Le superviseur, meilleure garantie de l’analyste auprès du public

Mieux que l’analyste de l’analyste débutant, son superviseur reste sa meilleure garantie auprès du public. Pour des raisons toutes simples. « L2erd bi 3yen emmo ghazel », dit notre proverbe… Autrement dit, il y a une certaine « autosatisfaction inconsciente » entre l’analyste débutant et son analyste, dans la mesure où l’un est une sorte de miroir pour l’autre et qu’ils ont tendance à embellir leurs compétences respectives. La « filiation imaginaire » est telle que l’analyste débutant a tendance à amplifier les compétences de son analyste et en faire le meilleur analyste possible. De même, l’analyste de l’analyste débutant a tendance à gommer ses défauts de compétence et en faire, dans cette filiation imaginaire des analystes, un « enfant idéal ». Plus objectif, le superviseur ou le contrôleur de l’analyste débutant aura pour fonction de repérer ses incompétences pour l’aider à mieux écouter ses premiers patients.

On entend par filiation imaginaire, le mot est de Wladimir Granoff (1924-2000), le lien des analystes entre eux, séparés par la différence des générations. C’est comparable à la parenté. Tel a été analysé par tel, qui a été analysé par tel, en remontant jusqu’à Freud. Comme on dirait, tel est l’enfant de tel, etc. Les analystes du monde entier, quelle que soit leur appartenance théorique, se reconnaissent entre eux par cette filiation imaginaire.

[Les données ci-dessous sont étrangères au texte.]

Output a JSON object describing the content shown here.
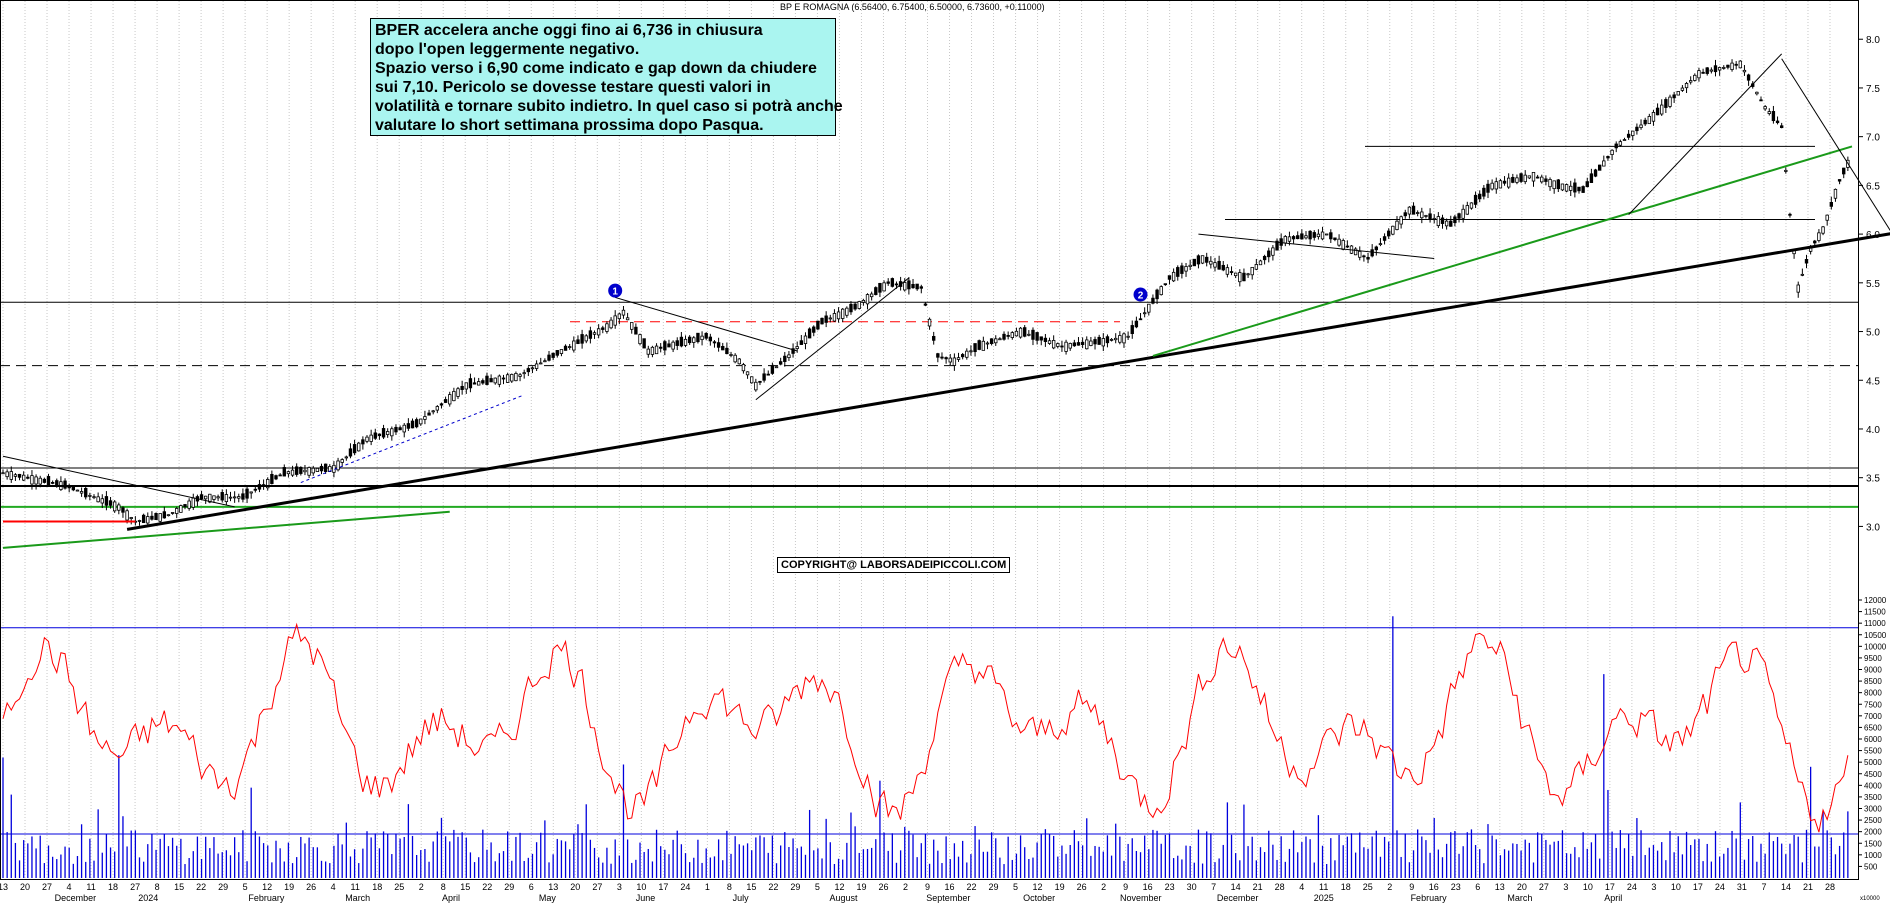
{
  "header": {
    "ticker_line": "BP E ROMAGNA (6.56400, 6.75400, 6.50000, 6.73600, +0.11000)"
  },
  "annotation": {
    "lines": [
      "BPER accelera anche oggi fino ai 6,736 in chiusura",
      "dopo l'open leggermente negativo.",
      "Spazio verso i 6,90 come indicato e gap down da chiudere",
      "sui 7,10. Pericolo se dovesse testare questi valori in",
      "volatilità e tornare subito indietro. In quel caso si potrà anche",
      "valutare lo short settimana prossima dopo Pasqua."
    ]
  },
  "copyright": "COPYRIGHT@ LABORSADEIPICCOLI.COM",
  "markers": [
    {
      "label": "1",
      "date_index": 148,
      "price": 5.42
    },
    {
      "label": "2",
      "date_index": 275,
      "price": 5.38
    }
  ],
  "colors": {
    "candle": "#000000",
    "trend_black": "#000000",
    "trend_green": "#1a9a1a",
    "support_green": "#22aa22",
    "dashed_red": "#ff0000",
    "dashed_blue": "#0000cc",
    "volume": "#0000dd",
    "oscillator": "#ff0000",
    "marker": "#0000cc",
    "grid": "#c8c8c8",
    "annotation_bg": "#aaf5f0"
  },
  "chart_data": [
    {
      "type": "candlestick",
      "title": "BP E ROMAGNA",
      "ohlc_last": {
        "open": 6.564,
        "high": 6.754,
        "low": 6.5,
        "close": 6.736,
        "change": 0.11
      },
      "ylim": [
        2.45,
        8.3
      ],
      "y_ticks": [
        "3.0",
        "3.5",
        "4.0",
        "4.5",
        "5.0",
        "5.5",
        "6.0",
        "6.5",
        "7.0",
        "7.5",
        "8.0"
      ],
      "grid": true,
      "series": [
        {
          "name": "price",
          "anchors": [
            [
              0,
              3.55
            ],
            [
              15,
              3.42
            ],
            [
              28,
              3.2
            ],
            [
              32,
              3.05
            ],
            [
              40,
              3.12
            ],
            [
              48,
              3.3
            ],
            [
              58,
              3.3
            ],
            [
              68,
              3.55
            ],
            [
              80,
              3.6
            ],
            [
              88,
              3.9
            ],
            [
              100,
              4.05
            ],
            [
              112,
              4.45
            ],
            [
              125,
              4.55
            ],
            [
              135,
              4.8
            ],
            [
              146,
              5.05
            ],
            [
              150,
              5.2
            ],
            [
              156,
              4.8
            ],
            [
              170,
              4.95
            ],
            [
              178,
              4.7
            ],
            [
              182,
              4.45
            ],
            [
              190,
              4.75
            ],
            [
              198,
              5.1
            ],
            [
              206,
              5.25
            ],
            [
              214,
              5.5
            ],
            [
              222,
              5.45
            ],
            [
              226,
              4.75
            ],
            [
              230,
              4.7
            ],
            [
              236,
              4.85
            ],
            [
              246,
              5.0
            ],
            [
              256,
              4.85
            ],
            [
              266,
              4.9
            ],
            [
              272,
              4.95
            ],
            [
              282,
              5.55
            ],
            [
              290,
              5.75
            ],
            [
              300,
              5.55
            ],
            [
              310,
              5.95
            ],
            [
              320,
              6.0
            ],
            [
              330,
              5.75
            ],
            [
              340,
              6.25
            ],
            [
              350,
              6.1
            ],
            [
              360,
              6.5
            ],
            [
              370,
              6.6
            ],
            [
              376,
              6.5
            ],
            [
              382,
              6.45
            ],
            [
              390,
              6.9
            ],
            [
              400,
              7.25
            ],
            [
              410,
              7.65
            ],
            [
              420,
              7.75
            ],
            [
              426,
              7.3
            ],
            [
              430,
              7.1
            ],
            [
              432,
              6.2
            ],
            [
              434,
              5.45
            ],
            [
              437,
              5.85
            ],
            [
              440,
              6.05
            ],
            [
              442,
              6.3
            ],
            [
              444,
              6.55
            ],
            [
              446,
              6.73
            ]
          ]
        }
      ],
      "horizontal_levels": [
        {
          "price": 5.3,
          "style": "solid",
          "color": "black"
        },
        {
          "price": 4.65,
          "style": "dashed",
          "color": "black"
        },
        {
          "price": 3.6,
          "style": "solid",
          "color": "black"
        },
        {
          "price": 3.2,
          "style": "solid",
          "color": "green"
        },
        {
          "price": 6.9,
          "style": "solid",
          "color": "black"
        },
        {
          "price": 6.15,
          "style": "solid",
          "color": "black"
        },
        {
          "price": 5.1,
          "style": "dashed",
          "color": "red"
        }
      ],
      "trendlines": [
        {
          "from": [
            30,
            2.97
          ],
          "to": [
            460,
            6.03
          ],
          "color": "black",
          "width": 3
        },
        {
          "from": [
            0,
            2.78
          ],
          "to": [
            108,
            3.15
          ],
          "color": "green",
          "width": 2
        },
        {
          "from": [
            278,
            4.75
          ],
          "to": [
            447,
            6.9
          ],
          "color": "green",
          "width": 2
        },
        {
          "from": [
            72,
            3.45
          ],
          "to": [
            126,
            4.35
          ],
          "color": "blue",
          "style": "dotted"
        },
        {
          "from": [
            148,
            5.35
          ],
          "to": [
            192,
            4.8
          ],
          "color": "black",
          "width": 1
        },
        {
          "from": [
            182,
            4.3
          ],
          "to": [
            219,
            5.55
          ],
          "color": "black",
          "width": 1
        },
        {
          "from": [
            0,
            3.72
          ],
          "to": [
            56,
            3.2
          ],
          "color": "black",
          "width": 1
        },
        {
          "from": [
            289,
            6.0
          ],
          "to": [
            346,
            5.75
          ],
          "color": "black",
          "width": 1
        },
        {
          "from": [
            393,
            6.2
          ],
          "to": [
            430,
            7.85
          ],
          "color": "black",
          "width": 1
        },
        {
          "from": [
            430,
            7.8
          ],
          "to": [
            458,
            5.92
          ],
          "color": "black",
          "width": 1
        },
        {
          "from": [
            0,
            3.05
          ],
          "to": [
            32,
            3.05
          ],
          "color": "red",
          "width": 2
        }
      ]
    },
    {
      "type": "bar+line",
      "title": "volume",
      "ylim": [
        0,
        12000
      ],
      "y_ticks": [
        "500",
        "1000",
        "1500",
        "2000",
        "2500",
        "3000",
        "3500",
        "4000",
        "4500",
        "5000",
        "5500",
        "6000",
        "6500",
        "7000",
        "7500",
        "8000",
        "8500",
        "9000",
        "9500",
        "10000",
        "10500",
        "11000",
        "11500",
        "12000"
      ],
      "unit_label": "x10000",
      "reference_levels": [
        10800,
        1900
      ],
      "volume_spikes": [
        [
          0,
          5200
        ],
        [
          2,
          3600
        ],
        [
          28,
          5300
        ],
        [
          60,
          3900
        ],
        [
          150,
          4900
        ],
        [
          212,
          4200
        ],
        [
          336,
          11300
        ],
        [
          387,
          8800
        ],
        [
          388,
          3800
        ],
        [
          437,
          4800
        ],
        [
          440,
          2900
        ]
      ]
    }
  ],
  "x_axis": {
    "labels": [
      {
        "text": "13",
        "i": 0
      },
      {
        "text": "20",
        "i": 5
      },
      {
        "text": "27",
        "i": 10
      },
      {
        "text": "4",
        "i": 15
      },
      {
        "text": "11",
        "i": 20
      },
      {
        "text": "18",
        "i": 25
      },
      {
        "text": "27",
        "i": 30
      },
      {
        "text": "8",
        "i": 35
      },
      {
        "text": "15",
        "i": 40
      },
      {
        "text": "22",
        "i": 45
      },
      {
        "text": "29",
        "i": 50
      },
      {
        "text": "5",
        "i": 55
      },
      {
        "text": "12",
        "i": 60
      },
      {
        "text": "19",
        "i": 65
      },
      {
        "text": "26",
        "i": 70
      },
      {
        "text": "4",
        "i": 75
      },
      {
        "text": "11",
        "i": 80
      },
      {
        "text": "18",
        "i": 85
      },
      {
        "text": "25",
        "i": 90
      },
      {
        "text": "2",
        "i": 95
      },
      {
        "text": "8",
        "i": 100
      },
      {
        "text": "15",
        "i": 105
      },
      {
        "text": "22",
        "i": 110
      },
      {
        "text": "29",
        "i": 115
      },
      {
        "text": "6",
        "i": 120
      },
      {
        "text": "13",
        "i": 125
      },
      {
        "text": "20",
        "i": 130
      },
      {
        "text": "27",
        "i": 135
      },
      {
        "text": "3",
        "i": 140
      },
      {
        "text": "10",
        "i": 145
      },
      {
        "text": "17",
        "i": 150
      },
      {
        "text": "24",
        "i": 155
      },
      {
        "text": "1",
        "i": 160
      },
      {
        "text": "8",
        "i": 165
      },
      {
        "text": "15",
        "i": 170
      },
      {
        "text": "22",
        "i": 175
      },
      {
        "text": "29",
        "i": 180
      },
      {
        "text": "5",
        "i": 185
      },
      {
        "text": "12",
        "i": 190
      },
      {
        "text": "19",
        "i": 195
      },
      {
        "text": "26",
        "i": 200
      },
      {
        "text": "2",
        "i": 205
      },
      {
        "text": "9",
        "i": 210
      },
      {
        "text": "16",
        "i": 215
      },
      {
        "text": "22",
        "i": 220
      },
      {
        "text": "29",
        "i": 225
      },
      {
        "text": "5",
        "i": 230
      },
      {
        "text": "12",
        "i": 235
      },
      {
        "text": "19",
        "i": 240
      },
      {
        "text": "26",
        "i": 245
      },
      {
        "text": "2",
        "i": 250
      },
      {
        "text": "9",
        "i": 255
      },
      {
        "text": "16",
        "i": 260
      },
      {
        "text": "23",
        "i": 265
      },
      {
        "text": "30",
        "i": 270
      },
      {
        "text": "7",
        "i": 275
      },
      {
        "text": "14",
        "i": 280
      },
      {
        "text": "21",
        "i": 285
      },
      {
        "text": "28",
        "i": 290
      },
      {
        "text": "4",
        "i": 295
      },
      {
        "text": "11",
        "i": 300
      },
      {
        "text": "18",
        "i": 305
      },
      {
        "text": "25",
        "i": 310
      },
      {
        "text": "2",
        "i": 315
      },
      {
        "text": "9",
        "i": 320
      },
      {
        "text": "16",
        "i": 325
      },
      {
        "text": "23",
        "i": 330
      },
      {
        "text": "6",
        "i": 335
      },
      {
        "text": "13",
        "i": 340
      },
      {
        "text": "20",
        "i": 345
      },
      {
        "text": "27",
        "i": 350
      },
      {
        "text": "3",
        "i": 355
      },
      {
        "text": "10",
        "i": 360
      },
      {
        "text": "17",
        "i": 365
      },
      {
        "text": "24",
        "i": 370
      },
      {
        "text": "3",
        "i": 375
      },
      {
        "text": "10",
        "i": 380
      },
      {
        "text": "17",
        "i": 385
      },
      {
        "text": "24",
        "i": 390
      },
      {
        "text": "31",
        "i": 395
      },
      {
        "text": "7",
        "i": 400
      },
      {
        "text": "14",
        "i": 405
      },
      {
        "text": "21",
        "i": 410
      },
      {
        "text": "28",
        "i": 415
      }
    ],
    "months": [
      {
        "text": "December",
        "i": 14
      },
      {
        "text": "2024",
        "i": 33
      },
      {
        "text": "February",
        "i": 58
      },
      {
        "text": "March",
        "i": 80
      },
      {
        "text": "April",
        "i": 102
      },
      {
        "text": "May",
        "i": 124
      },
      {
        "text": "June",
        "i": 146
      },
      {
        "text": "July",
        "i": 168
      },
      {
        "text": "August",
        "i": 190
      },
      {
        "text": "September",
        "i": 212
      },
      {
        "text": "October",
        "i": 234
      },
      {
        "text": "November",
        "i": 256
      },
      {
        "text": "December",
        "i": 278
      },
      {
        "text": "2025",
        "i": 300
      },
      {
        "text": "February",
        "i": 322
      },
      {
        "text": "March",
        "i": 344
      },
      {
        "text": "April",
        "i": 366
      }
    ]
  }
}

Mais dans cette reconnaissance des analystes entre eux, qui a été l’analyste de qui n’est pas suffisant, il faut y inclure la fonction du superviseur. Le superviseur guide les premiers pas de l’analyste débutant. Il l’aide à « entendre » ce qu’il n’a pas entendu chez son patient. Il l’aide enfin à ne pas se laisser emprisonner par la technique et élaborer son propre « style ». La fonction la plus originale de la supervision a été conceptualisée par le 4e groupe, groupe qui s’est séparé de l’École freudienne de Paris (Lacan) après 1967. L’Analyse quatrième est au cœur de la supervision. Elle comprend quatre inconscients : celui du patient dont va parler l’analyste débutant en supervision, celui de ce dernier, l’inconscient du superviseur et enfin celui de l’analyste de l’analyste débutant. Cette conception tient compte avant tout des résistances de ces quatre protagonistes. Ces résistances produisent des « zones aveugles », soit des zones d’écoute où l’analyste est sourd à certaines paroles énoncées par celui qui parle : l’analyste débutant est sourd à certaines parties de l’inconscient de son patient, comme son propre analyste l’a été avec lui, et comme son superviseur peut l’être avec lui dans l’actualité de la supervision. Cela fait quatre inconscients qui ont de commun entre eux la résistance.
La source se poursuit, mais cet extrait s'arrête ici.